Moi, je dirais non. Vous savez, les gens parlent beaucoup, surtout les dissidents. Je n’ai pas donné de Prix littéraire à mon frère. J'ai procédé l'année dernière de la même façon pour Jan Mapou. Ce dernier avait été choisi par moi, et dans le cas de mon frère je l'ai suggéré aux autres. J'avais choisi l'année dernière Jean Mapou pour le travail qu'il fait à Miami étant donné qu'il n'a pas une œuvre forte. J'ai toujours persisté sur son travail de démarcheur, de vendeur de livres rares, d'homme de théâtre, d'organisateur de forums et de colloques, etc.  J'ai lu quelque part qu'il a eu ce Prix pour son dernier livre intitulé D. P. M. - Kantè. Ce qui est faux! J'avais choisi Jan Mapou l'année dernière pour d'autres raisons, c'est-à-dire pour le travail qu'il fait là-bas, pour l'émancipation de la littérature haïtienne aux États-unis. En ce qui a trait à mon frère, j'ai suggéré sa candidature à d'autres confrères. D'ailleurs, j'ai encore en ma possession les télécopieurs et des lettres où j'ai consulté les confrères siégeants. Vous savez, cela fait près de neuf mois depuis que Gary Klang et moi, nous ne communiquons plus. En ce qui concerne Josaphat Large, il demeure jusqu'à maintenant introuvable.

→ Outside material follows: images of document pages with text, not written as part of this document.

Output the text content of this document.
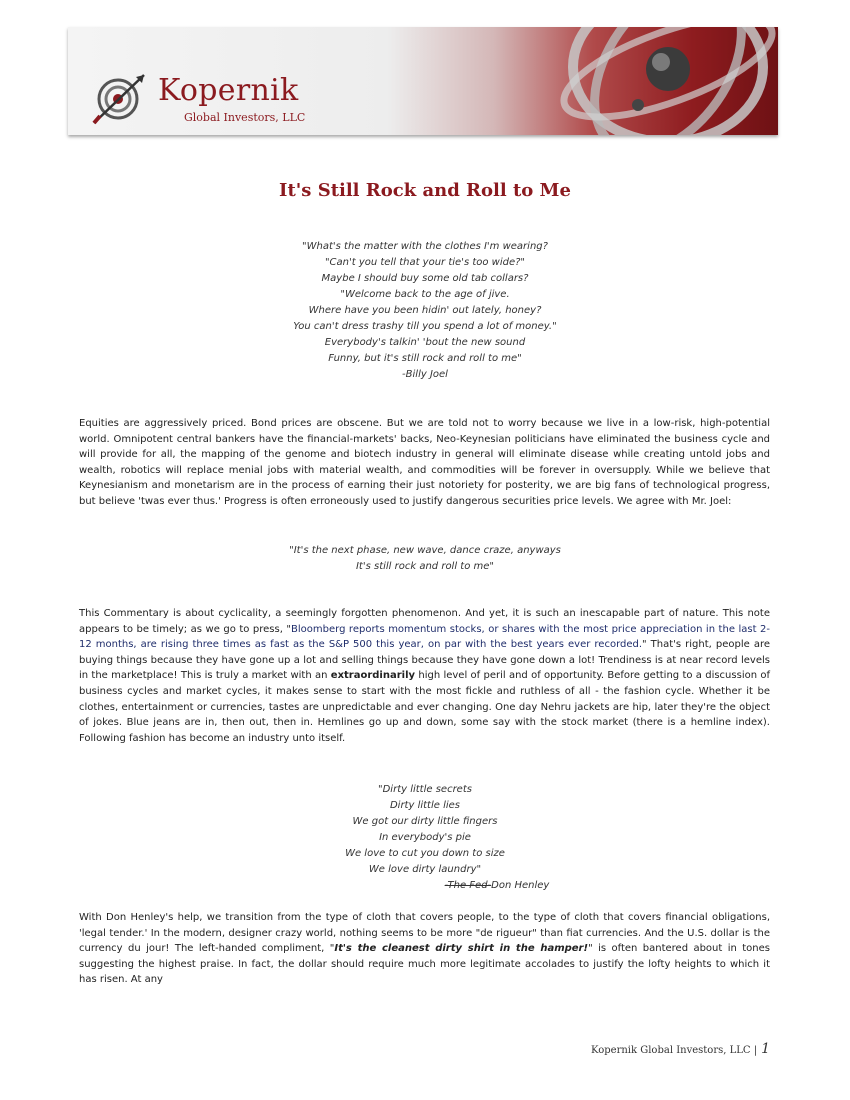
Kopernik
Global Investors, LLC
It's Still Rock and Roll to Me
"What's the matter with the clothes I'm wearing?
"Can't you tell that your tie's too wide?"
Maybe I should buy some old tab collars?
"Welcome back to the age of jive.
Where have you been hidin' out lately, honey?
You can't dress trashy till you spend a lot of money."
Everybody's talkin' 'bout the new sound
Funny, but it's still rock and roll to me"
-Billy Joel
Equities are aggressively priced. Bond prices are obscene. But we are told not to worry because we live in a low-risk, high-potential world. Omnipotent central bankers have the financial-markets' backs, Neo-Keynesian politicians have eliminated the business cycle and will provide for all, the mapping of the genome and biotech industry in general will eliminate disease while creating untold jobs and wealth, robotics will replace menial jobs with material wealth, and commodities will be forever in oversupply. While we believe that Keynesianism and monetarism are in the process of earning their just notoriety for posterity, we are big fans of technological progress, but believe 'twas ever thus.' Progress is often erroneously used to justify dangerous securities price levels. We agree with Mr. Joel:
"It's the next phase, new wave, dance craze, anyways
It's still rock and roll to me"
This Commentary is about cyclicality, a seemingly forgotten phenomenon. And yet, it is such an inescapable part of nature. This note appears to be timely; as we go to press, "Bloomberg reports momentum stocks, or shares with the most price appreciation in the last 2-12 months, are rising three times as fast as the S&P 500 this year, on par with the best years ever recorded." That's right, people are buying things because they have gone up a lot and selling things because they have gone down a lot! Trendiness is at near record levels in the marketplace! This is truly a market with an extraordinarily high level of peril and of opportunity. Before getting to a discussion of business cycles and market cycles, it makes sense to start with the most fickle and ruthless of all - the fashion cycle. Whether it be clothes, entertainment or currencies, tastes are unpredictable and ever changing. One day Nehru jackets are hip, later they're the object of jokes. Blue jeans are in, then out, then in. Hemlines go up and down, some say with the stock market (there is a hemline index). Following fashion has become an industry unto itself.
"Dirty little secrets
Dirty little lies
We got our dirty little fingers
In everybody's pie
We love to cut you down to size
We love dirty laundry"
-The Fed-Don Henley
With Don Henley's help, we transition from the type of cloth that covers people, to the type of cloth that covers financial obligations, 'legal tender.' In the modern, designer crazy world, nothing seems to be more "de rigueur" than fiat currencies. And the U.S. dollar is the currency du jour! The left-handed compliment, "It's the cleanest dirty shirt in the hamper!" is often bantered about in tones suggesting the highest praise. In fact, the dollar should require much more legitimate accolades to justify the lofty heights to which it has risen. At any
Kopernik Global Investors, LLC | 1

M. Saint-John Kauss... le Prix qu'on a décerné à votre frère, paraît-il, a soulevé tout un tollé de protestations dans la communauté haïtienne de Montréal.  Que dites-vous à cet effet?

Quelles contestations! Il y a, bien entendu, des mains jalouses et des bouches malfaisantes derrière beaucoup de rumeurs. Car mon frère refuse jusqu'à maintenant la parution de textes de certains écrivains dans sa revue PRESTIGE et son journal PRÉSENCE à cause de leur faiblesse d'écriture. De plus, mon frère est un "bohème", jovial, célibataire, et un tombeur de dames. Tout cela ne l'a pas aidé vis-à-vis de ces secteurs qui jalousent son Prix et ses succès. D'ailleurs, Valentino a eu la semaine suivante une "plaque émérite" de la part de la Revue Soleil des Îles pour le travail de jeune journaliste qu'il fait à Montréal.  Par conséquent, au prochain Prix de l'Association en 1998, je ferai signer une "formule de consentement" à tout confrère siégeant au Comité afin d'éviter un autre virage "politique" de 180 degrés.

Connaissant Valentino Nelson alias Saint-Valentin Kauss, ce dernier méritait-il cette distinction?

Quiconque travaille d'arrache-pied comme mon frère (Saint-Valentin Kauss) mériterait ce prix. C'est un rude travailleur. Il a publié six recueils de poésie, a fondé une revue prestigieuse où tous les écrivains haïtiens voulaient paraître. Maintenant, il dirige le journal PRÉSENCE. Quoi de plus... Il n'a pas 60 ans, ni 70 ans.

M. Saint-John Kauss, pour mettre fin à cet entretien, dites-nous quels sont vos projets d'écriture?

Je n'ai pas de projets d'écriture. Je n'ai jamais eu de projets d'écriture. Des projets d'édition?  Vous savez, j'ai deux anthologies de poèmes totalisant les 650 pages chez un éditeur depuis deux ans.  J'ai un manuscrit déjà terminé sur mon bureau intitulé PAROLES D'HOMME LIBRE de 110 pages. C'est un recueil de poésie. Je dois également publier l'ensemble de mes articles de critiques littéraires parus dans Haïti en Marche et ailleurs. Le titre de ce livre est déjà choisi: LE MASSIF DES ILLUSIONS  (Éloge de la Poésie Haïtienne). Dans ce dernier, vous aurez sans aucun doute ma réponse à Josaphat Large.